KaiHH · August 19, 2015, 3:22pm

Yes, that method was certainly a no-brainer
Being able to accept a decomposition of the components as parameters is also good, but it still converts to a matrix in the end.
If that is indeed the last step in the whole transformation chain of @theagentd, then this would be fine.
However, I still feel the need for a separate class that holds these three components separately.

Riven · August 19, 2015, 3:36pm

So you wanna keep it pure, eh? :point:


TranslationRotationScale.interpolate(trs1, trs2, alpha, trsDest);
trsDest.toMatrix(matDest);

KaiHH · August 19, 2015, 3:40pm

Yes. I like pure things. ;D
I like the symmetry between input and output of the matrix.interpolate(matrix) method.
But the only reason that would justify having an additional class (which in itself is also a complexity booster, and I would want to avoid adding new classes as much as pssible) would be if someone needs to perform more than one such interpolation.
As I said, if one interpolation is the final step in a transformation which after that does not need to do any interpolations anymore, we can get away with your proposed method perfectly.

pitbuller · August 19, 2015, 5:34pm

Matrix deconstruction without hefty assumptions is never going to be high performant. I needed to code this without corner cases for slicing game(Kinghunt) where I needed to dynamically reparent stuff and transformation chains were concatenated to matrices and didn’t have time to change that. It was a very long day. If you have GPU Pro 5 in hand there is good article about ways to manage object hierarchies. http://www.crcnetbase.com/doi/abs/10.1201/b16721-29

Roquen · August 19, 2015, 7:08pm

Most double operations have longer latency than single precision…division is one example, multiply is not.

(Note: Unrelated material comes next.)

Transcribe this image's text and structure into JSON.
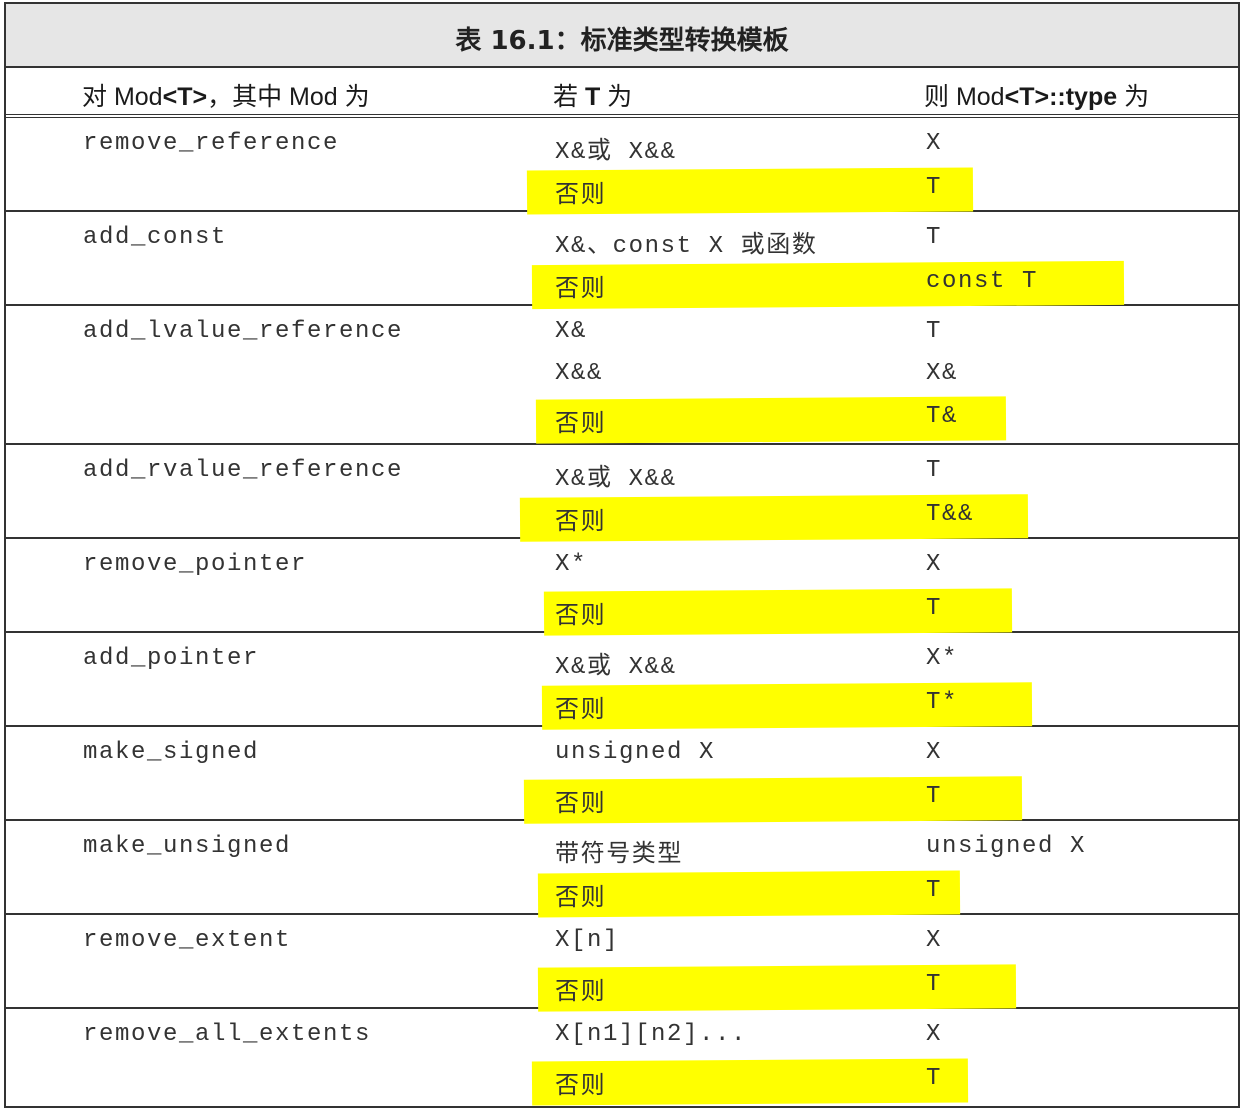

EDIT: http://www.agner.org/optimize/#manuals (Instruction tables). as an example

theagentd · August 19, 2015, 9:42pm

@Riven and @KaiHH

I know that interpolating matrices is a bad ideain this sense, but for Java it might actually be faster. When interpolating between two animation I read from 6 different objects and store the result in 3 others. I have a feeling that interpolating between two matrices and writing to a third could be faster due to better memory locality. In addition, if I store animation bones as matrices instead I would be able to precompute the bind pose multiplication as well. Now that I think about it, that might be possible even without matrix bones. Hmm.

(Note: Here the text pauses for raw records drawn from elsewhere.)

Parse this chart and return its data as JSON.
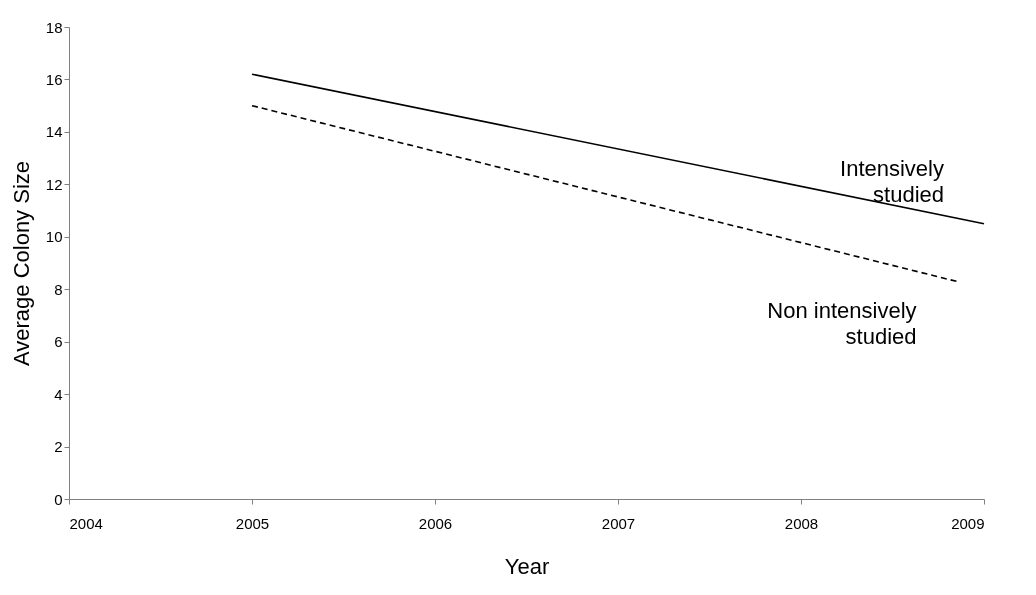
{
  "chart_data": {
    "type": "line",
    "xlabel": "Year",
    "ylabel": "Average Colony Size",
    "xlim": [
      2004,
      2009
    ],
    "xticks": [
      2004,
      2005,
      2006,
      2007,
      2008,
      2009
    ],
    "ylim": [
      0,
      18
    ],
    "yticks": [
      0,
      2,
      4,
      6,
      8,
      10,
      12,
      14,
      16,
      18
    ],
    "grid": false,
    "legend": false,
    "marker": "none",
    "series": [
      {
        "name": "Intensively studied",
        "color": "#000000",
        "line_style": "solid",
        "x": [
          2005,
          2009
        ],
        "values": [
          16.2,
          10.5
        ]
      },
      {
        "name": "Non intensively studied",
        "color": "#000000",
        "line_style": "dashed",
        "x": [
          2005,
          2008.85
        ],
        "values": [
          15.0,
          8.3
        ]
      }
    ]
  }
}
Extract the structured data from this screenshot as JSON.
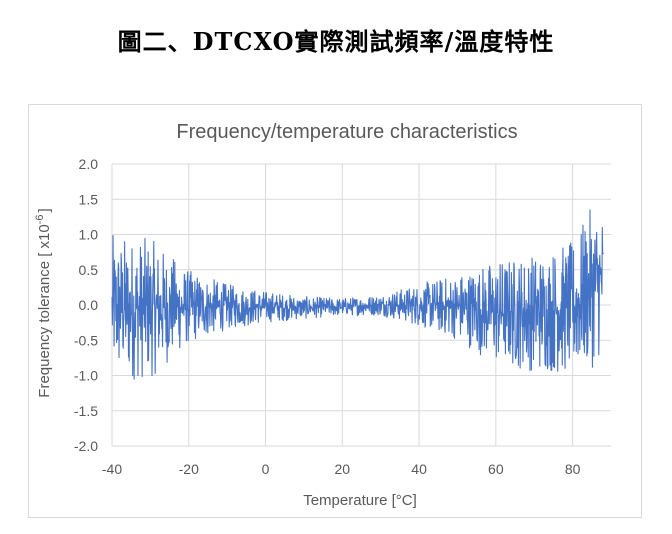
{
  "document": {
    "heading": "圖二、DTCXO實際測試頻率/溫度特性"
  },
  "chart_data": {
    "type": "line",
    "title": "Frequency/temperature characteristics",
    "xlabel": "Temperature [°C]",
    "ylabel": "Frequency tolerance [ x10",
    "ylabel_exponent": "-6",
    "ylabel_close": "]",
    "xlim": [
      -40,
      88
    ],
    "ylim": [
      -2.0,
      2.0
    ],
    "x_ticks": [
      "-40",
      "-20",
      "0",
      "20",
      "40",
      "60",
      "80"
    ],
    "x_tick_values": [
      -40,
      -20,
      0,
      20,
      40,
      60,
      80
    ],
    "y_ticks": [
      "2.0",
      "1.5",
      "1.0",
      "0.5",
      "0.0",
      "-0.5",
      "-1.0",
      "-1.5",
      "-2.0"
    ],
    "y_tick_values": [
      2.0,
      1.5,
      1.0,
      0.5,
      0.0,
      -0.5,
      -1.0,
      -1.5,
      -2.0
    ],
    "grid": true,
    "legend": "none",
    "series": [
      {
        "color": "#4472c4",
        "note_x_range": [
          -40,
          88
        ],
        "envelope": [
          {
            "x": -40,
            "max": 1.0,
            "min": -1.1
          },
          {
            "x": -30,
            "max": 0.95,
            "min": -1.05
          },
          {
            "x": -20,
            "max": 0.5,
            "min": -0.55
          },
          {
            "x": -10,
            "max": 0.3,
            "min": -0.35
          },
          {
            "x": 0,
            "max": 0.2,
            "min": -0.25
          },
          {
            "x": 10,
            "max": 0.12,
            "min": -0.2
          },
          {
            "x": 20,
            "max": 0.1,
            "min": -0.15
          },
          {
            "x": 30,
            "max": 0.15,
            "min": -0.15
          },
          {
            "x": 40,
            "max": 0.3,
            "min": -0.3
          },
          {
            "x": 50,
            "max": 0.45,
            "min": -0.5
          },
          {
            "x": 60,
            "max": 0.65,
            "min": -0.85
          },
          {
            "x": 70,
            "max": 0.75,
            "min": -0.95
          },
          {
            "x": 80,
            "max": 0.9,
            "min": -1.0
          },
          {
            "x": 85,
            "max": 1.4,
            "min": -0.9
          },
          {
            "x": 87,
            "max": 1.4,
            "min": -0.75
          }
        ]
      }
    ]
  },
  "colors": {
    "series": "#4472c4",
    "grid": "#d9d9d9",
    "text": "#595959",
    "frame": "#d9d9d9"
  }
}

Another solution would be a Transform class with inlined translation, scale and rotation. It would pretty much only need interpolation support and be convertable to a matrix.

Another suggestion: Matrix4*.getTranslationRotationScale(Vector3, Quaternion, Vector3), inverse of translationRotateScale().

Roquen · August 20, 2015, 7:50am

“One problem…” (implies more than one) “…is decomposing…” (yes, yes) “…matrix back to…” (linear algebra is a really nice hammer) “…ill defined problem and no robust…” (and every problem is a nail) “…approximate solution…” (cringe) “…works reasonably well in the majority of cases.” (is that like: the letter’s in the mail?).

In 3-space general rotations: 3 degrees of freedom, translation: 3 degrees of freedom, scale 1 degree: 7 total degrees of freedom. scale+quat+vect = 8. 4x3 LA=12, 4x4 LA=16. Inverting: scale = multiplicative inverse, rotation=3 logical sign flips, translation=3 logical sign flips. Reverse the order of composition and carry through the derivation. The only place where matrices is a logical win is for bulk transforms since it is automatically composing common sub-expressions. However if you’re bulk transforming then manually collecting the common sub-expressions is equivalent to converting the entire transform into a matrix (in local variables) at the point where you actually need them.

And no I’m not saying anyone is an idiot if they use matrices…just to get that out of the way.

ags1 · August 20, 2015, 10:22am

I’d like to use JOML for 2D transformations, to get away from the rather naive calculations I do with trig functions… My maths is rather spotty, so is there, or will there be, a JOML For Dummies tutorial?